Mehr als die autobiographischen Aussagen Goethes legen bei einem solchen
Menschen, der alles, was er erlebt in der ein oder andern Form reflektiert in
seine Kunst mit einließen ließ, die Dichtungen und Texte Zeugnis über die
wahren Ereignisse und den tatsächlichen Gemütszustand ab.
Ausführlich und im Detail legt Werner Völker hierbei seine Spurensuche vor und
wertet hierbei eine ganze Reihe von zeitgenössischen Quellen aus. Von der
Geburt über die Kindheit im Hirschgraben in Frankfurt, das Heranwachsen in der
Jugend bis hin zu den Studentenjahren in Straßburg und der Zeit der ersten
Berufstätigkeit als Jurist, die er mit 22 Jahren in Frankfurt begann, reicht
der äußere Bogen der Lebensbeschreibung.
Die "Sturm und Drangjahre" des Dichters, die Schaffung weltberühmter
Werke wie Egmont oder Götz von Berlichingen, das Ertasten der eigenen Begabung,
all dies fließt mit ein in dieses umfassende Lebensbild, das äußere Stationen
und Ereignisse, Beziehungen und Freundschaften, Familienbindung ebenso aufzeigt
wie die Entstehung der Dichtkunst und der schriftstellerischen Kraft in Goethe.

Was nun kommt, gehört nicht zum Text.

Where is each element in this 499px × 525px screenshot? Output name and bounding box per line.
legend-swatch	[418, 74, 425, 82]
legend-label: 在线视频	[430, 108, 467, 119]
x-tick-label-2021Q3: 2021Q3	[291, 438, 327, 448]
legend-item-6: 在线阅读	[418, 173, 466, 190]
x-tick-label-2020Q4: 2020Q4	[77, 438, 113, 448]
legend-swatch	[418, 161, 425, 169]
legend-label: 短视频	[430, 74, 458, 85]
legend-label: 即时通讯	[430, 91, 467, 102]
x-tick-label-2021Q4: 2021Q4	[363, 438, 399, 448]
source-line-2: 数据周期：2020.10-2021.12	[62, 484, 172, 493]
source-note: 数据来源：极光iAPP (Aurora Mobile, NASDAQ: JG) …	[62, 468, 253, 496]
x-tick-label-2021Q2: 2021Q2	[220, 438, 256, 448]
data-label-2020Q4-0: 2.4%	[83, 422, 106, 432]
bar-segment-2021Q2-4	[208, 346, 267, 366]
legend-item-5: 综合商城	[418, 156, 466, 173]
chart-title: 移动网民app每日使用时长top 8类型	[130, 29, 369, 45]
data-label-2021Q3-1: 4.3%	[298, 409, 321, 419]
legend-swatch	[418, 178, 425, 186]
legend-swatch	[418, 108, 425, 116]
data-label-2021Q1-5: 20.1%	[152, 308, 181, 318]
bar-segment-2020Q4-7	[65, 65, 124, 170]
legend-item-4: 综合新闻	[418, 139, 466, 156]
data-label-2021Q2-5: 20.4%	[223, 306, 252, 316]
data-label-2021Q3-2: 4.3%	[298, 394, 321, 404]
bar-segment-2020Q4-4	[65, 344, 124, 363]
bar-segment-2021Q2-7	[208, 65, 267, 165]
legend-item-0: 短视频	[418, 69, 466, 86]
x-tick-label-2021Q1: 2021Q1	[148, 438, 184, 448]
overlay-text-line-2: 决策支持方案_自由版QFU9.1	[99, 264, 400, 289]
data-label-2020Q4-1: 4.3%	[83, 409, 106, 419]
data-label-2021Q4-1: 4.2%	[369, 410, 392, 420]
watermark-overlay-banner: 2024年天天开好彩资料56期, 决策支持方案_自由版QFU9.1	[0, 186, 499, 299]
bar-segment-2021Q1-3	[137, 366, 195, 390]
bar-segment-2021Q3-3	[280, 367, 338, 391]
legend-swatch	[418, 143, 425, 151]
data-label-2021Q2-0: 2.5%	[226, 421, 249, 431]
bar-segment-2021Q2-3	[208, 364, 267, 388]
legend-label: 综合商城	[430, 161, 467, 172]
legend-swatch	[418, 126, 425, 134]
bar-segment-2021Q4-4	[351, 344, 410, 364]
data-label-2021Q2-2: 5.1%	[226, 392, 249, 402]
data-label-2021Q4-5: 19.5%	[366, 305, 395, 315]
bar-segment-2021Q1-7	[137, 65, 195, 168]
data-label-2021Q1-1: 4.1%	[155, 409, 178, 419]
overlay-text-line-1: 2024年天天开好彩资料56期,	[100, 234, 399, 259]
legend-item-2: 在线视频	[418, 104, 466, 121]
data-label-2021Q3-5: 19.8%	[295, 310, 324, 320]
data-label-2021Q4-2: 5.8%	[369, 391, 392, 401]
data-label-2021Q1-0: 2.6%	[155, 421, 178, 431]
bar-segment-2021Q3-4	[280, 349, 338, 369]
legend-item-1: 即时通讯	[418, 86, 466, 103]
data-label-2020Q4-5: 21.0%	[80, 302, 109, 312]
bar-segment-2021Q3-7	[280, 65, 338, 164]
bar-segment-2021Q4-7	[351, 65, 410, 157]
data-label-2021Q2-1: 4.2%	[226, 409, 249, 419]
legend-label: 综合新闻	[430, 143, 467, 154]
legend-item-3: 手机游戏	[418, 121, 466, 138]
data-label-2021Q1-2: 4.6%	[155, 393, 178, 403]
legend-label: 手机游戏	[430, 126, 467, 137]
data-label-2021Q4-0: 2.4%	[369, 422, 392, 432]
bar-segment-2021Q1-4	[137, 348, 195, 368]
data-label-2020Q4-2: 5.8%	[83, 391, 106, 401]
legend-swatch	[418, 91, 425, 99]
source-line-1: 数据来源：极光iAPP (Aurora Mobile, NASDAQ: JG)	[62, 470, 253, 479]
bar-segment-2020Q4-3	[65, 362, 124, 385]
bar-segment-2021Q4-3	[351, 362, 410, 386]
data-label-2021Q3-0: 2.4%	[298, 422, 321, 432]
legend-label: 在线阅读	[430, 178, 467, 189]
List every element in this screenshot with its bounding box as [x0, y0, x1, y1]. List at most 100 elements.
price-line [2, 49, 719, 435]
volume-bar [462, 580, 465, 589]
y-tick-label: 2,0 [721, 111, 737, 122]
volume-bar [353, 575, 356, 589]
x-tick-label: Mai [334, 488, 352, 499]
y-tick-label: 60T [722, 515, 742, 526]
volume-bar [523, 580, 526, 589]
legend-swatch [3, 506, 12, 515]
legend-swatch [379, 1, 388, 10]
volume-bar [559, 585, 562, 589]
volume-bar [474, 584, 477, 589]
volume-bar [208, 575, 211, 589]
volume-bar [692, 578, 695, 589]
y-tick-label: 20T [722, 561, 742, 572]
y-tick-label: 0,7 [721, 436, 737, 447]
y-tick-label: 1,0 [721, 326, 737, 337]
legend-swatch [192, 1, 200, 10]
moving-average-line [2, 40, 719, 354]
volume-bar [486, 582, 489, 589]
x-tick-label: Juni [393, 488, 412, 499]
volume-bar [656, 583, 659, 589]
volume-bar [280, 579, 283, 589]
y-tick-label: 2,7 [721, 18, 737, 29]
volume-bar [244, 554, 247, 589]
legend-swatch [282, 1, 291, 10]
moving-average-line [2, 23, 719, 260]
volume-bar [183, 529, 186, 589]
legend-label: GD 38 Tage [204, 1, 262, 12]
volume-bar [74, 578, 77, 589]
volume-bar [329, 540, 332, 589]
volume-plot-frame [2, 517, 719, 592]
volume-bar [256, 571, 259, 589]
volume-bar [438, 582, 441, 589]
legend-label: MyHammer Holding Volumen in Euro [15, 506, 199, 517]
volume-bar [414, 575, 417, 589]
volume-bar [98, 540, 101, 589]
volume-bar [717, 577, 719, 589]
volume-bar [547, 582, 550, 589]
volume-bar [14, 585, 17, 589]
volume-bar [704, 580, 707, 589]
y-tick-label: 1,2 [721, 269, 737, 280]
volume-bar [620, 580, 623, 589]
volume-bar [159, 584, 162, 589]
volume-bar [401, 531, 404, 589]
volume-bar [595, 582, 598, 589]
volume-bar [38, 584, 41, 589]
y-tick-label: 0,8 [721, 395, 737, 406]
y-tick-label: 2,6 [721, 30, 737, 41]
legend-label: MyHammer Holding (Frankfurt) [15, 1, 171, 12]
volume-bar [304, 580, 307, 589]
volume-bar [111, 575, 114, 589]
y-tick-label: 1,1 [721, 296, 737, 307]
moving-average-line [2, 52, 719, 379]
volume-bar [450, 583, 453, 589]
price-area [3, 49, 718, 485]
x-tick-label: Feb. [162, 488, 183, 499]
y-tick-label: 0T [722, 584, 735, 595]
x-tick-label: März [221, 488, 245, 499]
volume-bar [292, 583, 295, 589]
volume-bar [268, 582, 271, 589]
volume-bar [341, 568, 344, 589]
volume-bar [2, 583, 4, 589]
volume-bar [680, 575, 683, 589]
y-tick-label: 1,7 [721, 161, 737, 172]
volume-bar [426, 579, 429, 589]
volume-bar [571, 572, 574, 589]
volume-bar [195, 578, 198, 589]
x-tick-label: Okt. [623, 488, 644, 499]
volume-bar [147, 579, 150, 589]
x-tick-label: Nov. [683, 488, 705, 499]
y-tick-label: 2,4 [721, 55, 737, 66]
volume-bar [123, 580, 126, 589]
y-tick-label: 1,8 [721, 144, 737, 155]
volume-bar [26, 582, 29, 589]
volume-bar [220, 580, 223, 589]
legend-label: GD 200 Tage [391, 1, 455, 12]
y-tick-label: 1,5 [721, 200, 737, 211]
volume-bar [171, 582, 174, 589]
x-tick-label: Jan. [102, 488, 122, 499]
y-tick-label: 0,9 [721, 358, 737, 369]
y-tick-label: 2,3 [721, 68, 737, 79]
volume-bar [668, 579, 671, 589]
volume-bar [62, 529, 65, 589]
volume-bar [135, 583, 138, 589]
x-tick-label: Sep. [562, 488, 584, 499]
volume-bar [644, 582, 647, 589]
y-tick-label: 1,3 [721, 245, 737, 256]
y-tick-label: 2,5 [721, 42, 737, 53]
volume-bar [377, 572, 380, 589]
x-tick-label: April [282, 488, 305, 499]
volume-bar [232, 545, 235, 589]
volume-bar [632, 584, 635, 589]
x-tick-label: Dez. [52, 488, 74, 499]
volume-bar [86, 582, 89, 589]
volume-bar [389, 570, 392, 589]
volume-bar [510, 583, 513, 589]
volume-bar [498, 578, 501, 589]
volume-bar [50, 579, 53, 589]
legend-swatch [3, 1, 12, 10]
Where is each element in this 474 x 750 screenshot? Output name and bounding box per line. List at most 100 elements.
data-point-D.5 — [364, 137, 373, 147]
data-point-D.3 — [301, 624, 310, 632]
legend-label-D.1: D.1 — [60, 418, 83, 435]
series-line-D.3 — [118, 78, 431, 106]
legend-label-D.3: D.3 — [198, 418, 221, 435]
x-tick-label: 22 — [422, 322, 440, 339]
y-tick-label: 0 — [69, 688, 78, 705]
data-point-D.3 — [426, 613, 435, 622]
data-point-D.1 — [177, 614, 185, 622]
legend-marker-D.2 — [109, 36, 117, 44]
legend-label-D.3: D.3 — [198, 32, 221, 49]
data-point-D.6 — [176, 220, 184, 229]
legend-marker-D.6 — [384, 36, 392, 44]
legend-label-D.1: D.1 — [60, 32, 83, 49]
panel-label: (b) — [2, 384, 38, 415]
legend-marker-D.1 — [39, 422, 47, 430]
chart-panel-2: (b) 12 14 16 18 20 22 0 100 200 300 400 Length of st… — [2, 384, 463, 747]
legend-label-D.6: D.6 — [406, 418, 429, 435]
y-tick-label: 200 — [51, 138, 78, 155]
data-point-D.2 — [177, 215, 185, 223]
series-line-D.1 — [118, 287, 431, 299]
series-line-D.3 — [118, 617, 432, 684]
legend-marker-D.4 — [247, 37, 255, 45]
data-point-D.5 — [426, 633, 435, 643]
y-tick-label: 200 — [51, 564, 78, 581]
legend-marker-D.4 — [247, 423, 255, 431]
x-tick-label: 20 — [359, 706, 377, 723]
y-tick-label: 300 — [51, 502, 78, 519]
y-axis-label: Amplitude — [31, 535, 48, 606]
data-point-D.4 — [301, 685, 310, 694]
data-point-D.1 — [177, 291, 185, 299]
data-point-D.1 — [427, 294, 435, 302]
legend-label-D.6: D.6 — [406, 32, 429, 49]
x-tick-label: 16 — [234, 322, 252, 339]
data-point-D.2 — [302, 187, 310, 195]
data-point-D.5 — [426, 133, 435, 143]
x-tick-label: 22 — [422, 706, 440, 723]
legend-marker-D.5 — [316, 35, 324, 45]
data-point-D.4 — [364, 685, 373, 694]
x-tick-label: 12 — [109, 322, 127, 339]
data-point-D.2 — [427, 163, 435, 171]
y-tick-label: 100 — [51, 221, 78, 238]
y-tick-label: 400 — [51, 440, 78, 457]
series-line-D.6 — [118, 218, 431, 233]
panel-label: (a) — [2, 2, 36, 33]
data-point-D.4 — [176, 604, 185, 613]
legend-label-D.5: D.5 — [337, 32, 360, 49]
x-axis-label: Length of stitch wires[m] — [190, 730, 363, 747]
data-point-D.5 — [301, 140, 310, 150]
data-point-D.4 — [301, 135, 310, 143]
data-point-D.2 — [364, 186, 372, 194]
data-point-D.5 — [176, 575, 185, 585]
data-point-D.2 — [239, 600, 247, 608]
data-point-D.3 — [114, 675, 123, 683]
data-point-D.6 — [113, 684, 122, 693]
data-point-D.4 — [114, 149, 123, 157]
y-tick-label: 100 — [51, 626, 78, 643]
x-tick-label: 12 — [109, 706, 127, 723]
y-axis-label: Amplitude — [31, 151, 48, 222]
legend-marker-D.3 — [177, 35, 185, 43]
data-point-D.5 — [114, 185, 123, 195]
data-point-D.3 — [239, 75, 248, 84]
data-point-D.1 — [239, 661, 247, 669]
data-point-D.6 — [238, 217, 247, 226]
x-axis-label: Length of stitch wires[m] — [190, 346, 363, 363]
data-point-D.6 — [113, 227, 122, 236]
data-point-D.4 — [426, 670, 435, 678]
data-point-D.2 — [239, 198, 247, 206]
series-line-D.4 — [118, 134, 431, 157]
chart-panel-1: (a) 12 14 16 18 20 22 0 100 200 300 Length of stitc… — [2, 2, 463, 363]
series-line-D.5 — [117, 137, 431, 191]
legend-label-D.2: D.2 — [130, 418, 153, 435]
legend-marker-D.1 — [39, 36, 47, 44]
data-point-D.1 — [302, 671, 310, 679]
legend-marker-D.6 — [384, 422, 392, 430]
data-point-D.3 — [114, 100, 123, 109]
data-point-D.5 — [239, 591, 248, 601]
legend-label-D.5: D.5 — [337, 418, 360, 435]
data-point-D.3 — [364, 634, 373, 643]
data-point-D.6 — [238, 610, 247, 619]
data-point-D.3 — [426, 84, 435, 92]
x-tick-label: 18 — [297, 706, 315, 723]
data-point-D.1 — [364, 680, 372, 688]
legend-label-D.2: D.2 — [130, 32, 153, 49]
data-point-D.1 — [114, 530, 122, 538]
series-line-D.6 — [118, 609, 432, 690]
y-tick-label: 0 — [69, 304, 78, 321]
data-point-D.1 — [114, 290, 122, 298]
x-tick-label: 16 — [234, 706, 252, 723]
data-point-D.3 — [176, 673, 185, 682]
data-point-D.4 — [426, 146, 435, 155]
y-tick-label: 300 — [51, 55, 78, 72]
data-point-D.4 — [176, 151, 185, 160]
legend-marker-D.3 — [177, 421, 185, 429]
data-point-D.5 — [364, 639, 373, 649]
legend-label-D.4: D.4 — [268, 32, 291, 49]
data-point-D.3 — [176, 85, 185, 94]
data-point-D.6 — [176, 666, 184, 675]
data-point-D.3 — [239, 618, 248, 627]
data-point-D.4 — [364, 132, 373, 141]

Ganz zu recht verweist Völker darauf (und weist dies auch nach), dass Goethe
kein Wunderkind im Sinne eines Mozart war, sondern sich sein Talent langsam
entfaltete. Hierzu passt auch die Zeit des Studiums, dass Goethe trotz durchaus
erster Erfolge als Schriftsteller mit klarer Priorität betrieb. Die Geschichten
um die Dissertation Goethes herum zeugen zumindest davon, dass Goethe ein
äußerst kundiger Student der Rechte war, der es verstand, durchaus kreativ den
damals aktuellen Stand der Rechtskultur zu erfassen, darzustellen und zu
bearbeiten. Im Gesamten entsteht so ein sehr persönliches, menschliches Bild
des späteren Genius.
Fazit
Mit Hilfe vieler Quellen und Aussagen von Zeitzeugen zeichnet Völker ein
überzeugendes und menschliches Bild Goethes. Ein Bild, in dem auch der eigene
Umgang Goethes mit seiner Geschichte und die manches Mal geschönte Erinnerung
Goethes selbst sich einfügen in das Gesamtbild der Person Goethes.
Amüsant und flüssig zu lesen tauchen keine weltbewegenden, neuen Details aus
dem Leben Goethes auf, wohl aber zurecht Rückungen und die ein oder andere
vertiefende Erläuterung des Hintergrundes, die so manches an der Entwicklung
des jungen Dichters schärfer erläutern und ins Licht rücken.
Bedauerlich ist das Fehlen einer übersichtlich gestalteten Zeittafel, die doch
das ein oder andere Mal eine Orientierung im Buch erleichtert hätte, dem
Lesevergnügen selbst tut dies allerdings keinen Abbruch.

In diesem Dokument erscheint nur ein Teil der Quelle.